Thursday, October 27, 2011

New Detention Report by @LIRSorg Reconciles Immigration Enforcement with Humanitarian Concerns « Detention Watch Network: Monitoring & Challenging Immigration Detention, Immigration Enforcement & Deportation

New Detention Report by @LIRSorg Reconciles Immigration Enforcement with Humanitarian Concerns « Detention Watch Network: Monitoring & Challenging Immigration Detention, Immigration Enforcement & Deportation

OCTOBER 27, 2011

via Leslie Velez, Director for Access to Justice, at Lutheran Immigration and Refugee Service

New report explores how the federal government can enforce smarter, spend less, and preserve dignity

BALTIMORE, October 27, 2011 – On any given day, 33,400 immigrants, including 1,400 asylum-seekers, are held in a network of more than 250 immigration detention centers across the United States with little or no judicial review or access to a lawyer. Incarceration has become the default means of immigration enforcement and represents a widespread violation of human rights on American soil. Locking up migrants now costs U.S. taxpayers $1.9 billion a year and is expected to increase in 2012.

With intractable gridlock in Washington, comprehensive immigration reform has become a distant dream. Meanwhile the Obama administration has increased enforcement efforts claiming it must enforce the ‘law of the land’. In response to this deadlock Lutheran Immigration and Refugee Service (LIRS) releases Unlocking Liberty, a report that explores key policy reforms that can relieve the suffering of hundreds of thousands of immigrants who are unnecessarily detained every year.

“Immigration authorities have been presented with the false choice between immigration enforcement and the humane treatment of migrants,” said LIRS President and CEO Linda Hartke. “There are proven and effective alternatives to detention available that allow us to uphold two of our greatest traditions as a country: the fair treatment of vulnerable people and respect for the rule of law.”

Community-based alternatives have proven to be more cost-efficient and humane than detention.

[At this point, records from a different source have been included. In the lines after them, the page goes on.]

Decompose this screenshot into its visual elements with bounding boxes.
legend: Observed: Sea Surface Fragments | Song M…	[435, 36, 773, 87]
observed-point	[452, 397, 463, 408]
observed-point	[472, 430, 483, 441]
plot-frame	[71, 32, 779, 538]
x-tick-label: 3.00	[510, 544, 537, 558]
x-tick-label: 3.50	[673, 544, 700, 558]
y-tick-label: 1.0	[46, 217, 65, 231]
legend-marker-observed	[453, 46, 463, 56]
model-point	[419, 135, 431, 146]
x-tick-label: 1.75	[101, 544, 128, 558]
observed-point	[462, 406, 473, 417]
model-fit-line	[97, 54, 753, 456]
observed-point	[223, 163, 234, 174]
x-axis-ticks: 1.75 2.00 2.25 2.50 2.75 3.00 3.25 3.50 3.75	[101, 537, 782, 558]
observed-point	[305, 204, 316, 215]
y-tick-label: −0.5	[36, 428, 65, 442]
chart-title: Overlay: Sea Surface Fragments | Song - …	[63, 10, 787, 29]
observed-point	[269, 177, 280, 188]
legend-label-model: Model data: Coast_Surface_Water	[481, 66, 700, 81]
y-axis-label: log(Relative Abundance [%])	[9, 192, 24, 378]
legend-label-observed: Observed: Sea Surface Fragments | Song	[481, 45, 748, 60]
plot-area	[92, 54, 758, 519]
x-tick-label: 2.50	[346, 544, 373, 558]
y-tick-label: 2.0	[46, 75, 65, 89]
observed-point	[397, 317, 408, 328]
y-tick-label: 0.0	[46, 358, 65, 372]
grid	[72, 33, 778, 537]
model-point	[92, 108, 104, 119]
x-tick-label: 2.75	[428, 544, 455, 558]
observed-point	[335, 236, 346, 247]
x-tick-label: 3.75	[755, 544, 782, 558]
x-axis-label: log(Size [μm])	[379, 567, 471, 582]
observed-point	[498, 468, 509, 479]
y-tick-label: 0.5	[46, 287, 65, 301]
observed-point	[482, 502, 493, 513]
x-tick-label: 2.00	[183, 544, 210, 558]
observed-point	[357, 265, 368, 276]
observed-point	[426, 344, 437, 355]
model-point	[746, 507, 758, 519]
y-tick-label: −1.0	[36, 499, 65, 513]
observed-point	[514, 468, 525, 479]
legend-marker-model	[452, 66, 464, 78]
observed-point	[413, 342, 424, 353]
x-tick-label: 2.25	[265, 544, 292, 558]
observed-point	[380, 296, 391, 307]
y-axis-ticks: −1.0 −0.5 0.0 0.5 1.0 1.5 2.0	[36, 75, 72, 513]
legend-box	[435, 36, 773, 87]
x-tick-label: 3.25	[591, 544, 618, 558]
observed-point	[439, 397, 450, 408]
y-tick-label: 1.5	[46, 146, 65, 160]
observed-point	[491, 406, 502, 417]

Since the 1980’s, projects operated by non-profit organizations in the United States and abroad have provided tailored supervision, case management, and legal and social services to participants resulting in high appearance rates in immigration court at a far lower cost to the government than traditional detention.

While alternatives to detention save the government up to $100 a day per immigrant, they also lower the human cost of prolonged and indefinite detention experienced by those whose lives are unnecessarily put on hold while the courts deal with the tremendous backlog of immigration cases.

“There is a fundamental difference between prudence and excessive precaution,” said Leslie E. Velez, Director for Access to Justice at LIRS. “And that difference is felt in the lives interrupted, the families separated, and the unnecessary psychological harm done to those who have experienced significant trauma.”

The report points to an individualized risk assessment tool as the first critical step in reforming immigration enforcement. Pivotal to determining the necessary level of supervision is a process by which every individual is screened to assess the likelihood of absconding or any imminent security threat. This in turn allows for a presumption of release to be established under which the government must prove a need to detain someone. Current mandatory detention policies fail to discriminate between immigrants who are a flight or security risk and those for whom detention is unnecessary or inappropriate.

“We need to look at migrants as individuals,” said Velez. “Once we can shift from a one-size-fits-all approach to an individualized case-by-case determination of who should be detained, we will quickly see how often detention is disproportionate to our needs and harmful to the lives of migrants.”

The full report, along with additional media, expert interviews, and resources, is available atwww.lirs.org/dignity.

About Lutheran Immigration and Refugee Service

LIRS welcomes refugees and migrants on behalf of the Evangelical Lutheran Church in America, the Lutheran Church—Missouri Synod and the Latvian Evangelical Lutheran Church in America. LIRS is nationally recognized for its leadership advocating with and on behalf of refugees, asylum seekers, unaccompanied children, immigrants in detention, families fractured by migration and other vulnerable populations, and for providing services to migrants through over 60 grassroots legal and social service partners across the United States.